While querying the system, I have stumbled on strange URIs for drugs, I am copying one here as an example:
They come from adverse events (aers.data2semantics.org). The identity resolution service doesn't come with them.
Is this an error, or is there some rationale behind these URIs ?
The loaded AERS dataset (2012-07-09) unfortunately contains many strange and duplicated identifiers, e.g.
The URIs seem to correspond 1-1 to a URI %-escape of the first 45 characters of the rdfs:label with spaces replaced with _, e.g. "ATARAX-P /00058402/"
In the corresponding IRS linkset from AERS to Drugbank you will find even more of these duplicates, e.g.
<http://www4.wiwiss.fu-berlin.de/drugbank/resource/drugs/DB00557> skos:exactMatch <http://aers.data2semantics.org/resource/drug/ATARAX>, <http://aers.data2semantics.org/resource/drug/ATARAXOID>, <http://aers.data2semantics.org/resource/drug/ATARAX_%2F00595201%2F>, <http://aers.data2semantics.org/resource /drug/ATARAX_____________________________%2F00058402%2F>, <http://aers.data2semantics.org/resource/drug/ATARAX_____________________________%2F00058403%2F> .
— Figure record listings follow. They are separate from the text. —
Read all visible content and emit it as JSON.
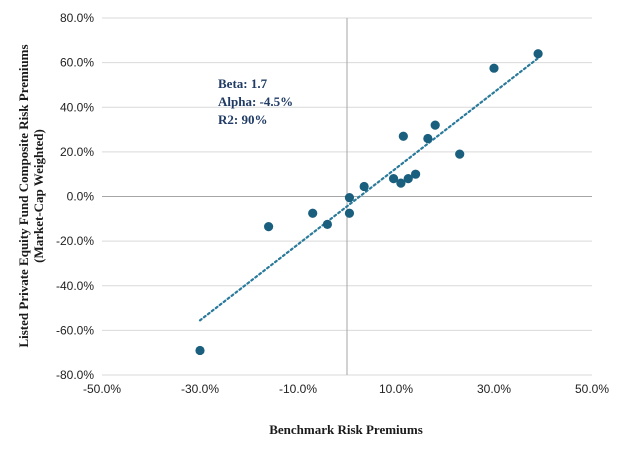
{
  "chart_data": {
    "type": "scatter",
    "xlabel": "Benchmark  Risk Premiums",
    "ylabel_lines": [
      "Listed Private  Equity  Fund  Composite  Risk Premiums",
      "(Market-Cap Weighted)"
    ],
    "xlim": [
      -50,
      50
    ],
    "ylim": [
      -80,
      80
    ],
    "x_ticks": [
      -50,
      -30,
      -10,
      10,
      30,
      50
    ],
    "x_tick_labels": [
      "-50.0%",
      "-30.0%",
      "-10.0%",
      "10.0%",
      "30.0%",
      "50.0%"
    ],
    "y_ticks": [
      80,
      60,
      40,
      20,
      0,
      -20,
      -40,
      -60,
      -80
    ],
    "y_tick_labels": [
      "80.0%",
      "60.0%",
      "40.0%",
      "20.0%",
      "0.0%",
      "-20.0%",
      "-40.0%",
      "-60.0%",
      "-80.0%"
    ],
    "points": [
      {
        "x": -30.0,
        "y": -69.0
      },
      {
        "x": -16.0,
        "y": -13.5
      },
      {
        "x": -7.0,
        "y": -7.5
      },
      {
        "x": -4.0,
        "y": -12.5
      },
      {
        "x": 0.5,
        "y": -0.5
      },
      {
        "x": 0.5,
        "y": -7.5
      },
      {
        "x": 3.5,
        "y": 4.5
      },
      {
        "x": 9.5,
        "y": 8.0
      },
      {
        "x": 11.0,
        "y": 6.0
      },
      {
        "x": 11.5,
        "y": 27.0
      },
      {
        "x": 12.5,
        "y": 8.0
      },
      {
        "x": 14.0,
        "y": 10.0
      },
      {
        "x": 16.5,
        "y": 26.0
      },
      {
        "x": 18.0,
        "y": 32.0
      },
      {
        "x": 23.0,
        "y": 19.0
      },
      {
        "x": 30.0,
        "y": 57.5
      },
      {
        "x": 39.0,
        "y": 64.0
      }
    ],
    "trendline": {
      "style": "dotted",
      "x": [
        -30,
        39
      ],
      "y": [
        -55.5,
        62.0
      ]
    },
    "annotations": [
      "Beta: 1.7",
      "Alpha:  -4.5%",
      "R2: 90%"
    ],
    "grid": "horizontal gridlines",
    "legend": "none",
    "colors": {
      "marker": "#1b5f7e",
      "trendline": "#2a7a9b",
      "grid": "#d9d9d9",
      "zero_line": "#a6a6a6"
    }
  }
}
The upstream http://aers.data2semantics.org/ is unfortunately currently not available.
When querying the IRS mapUri method for one of these URIs, take care to double-escape those %s to %25, e.g. https://beta.openphacts.org/1.5/mapUri?app_id=161aeb7d&app_key=bbcba81896020f0b95e3dd35b55e3345&Uri=http%3A%2F%2Faers.data2semantics.org%2Fresource%2Fdrug%2FZOPICLONE__________%2528ZOPICLONE%2529
or if you have your own IRS instance, for example http://heater.cs.man.ac.uk:3004/QueryExpander/mapUri?Uri=http%3A%2F%2Faers.data2semantics.org%2Fresource%2Fdrug%2FATARAX_____________________________%252F00058402%252F&lensUri=http%3A%2F%2Fopenphacts.org%2Fspecs%2F%2FLens%2FDefault&Pattern+Filter=&overridePredicateURI=&format=text%2Fhtml
For the example you found, I can confirm that "ATARAX-P" is not part of the linkset, and therefore not recognized by the IMS. It seems the AERS linkset is newer than the AERS datadump, which could explain the mismatch. I have tracked this as in Open PHACTS' issue tracker so that we can update the AERS data to make these identifiers match.
It seems the "real" AERS drug identifier is the number after /, e.g. /00058402/ (when present) - which also http://aers.data2semantics.org/resource/drug/VISTARIL___________________________%2F00058402%2F - this IS in the IMS as:
<http://www4.wiwiss.fu-berlin.de/drugbank/resource/drugs/DB00557> skos:exactMatch <http://aers.data2semantics.org/resource/drug/VISTARIL___________________________%2F00058402%2F>.
it is one of the datasets in 1.5 (aers.data2semantics.org).
I retrieved it via a SPARQL query directly (it is for all compounds with adverse events in a tissue, and it's federated with meddra to resolve it).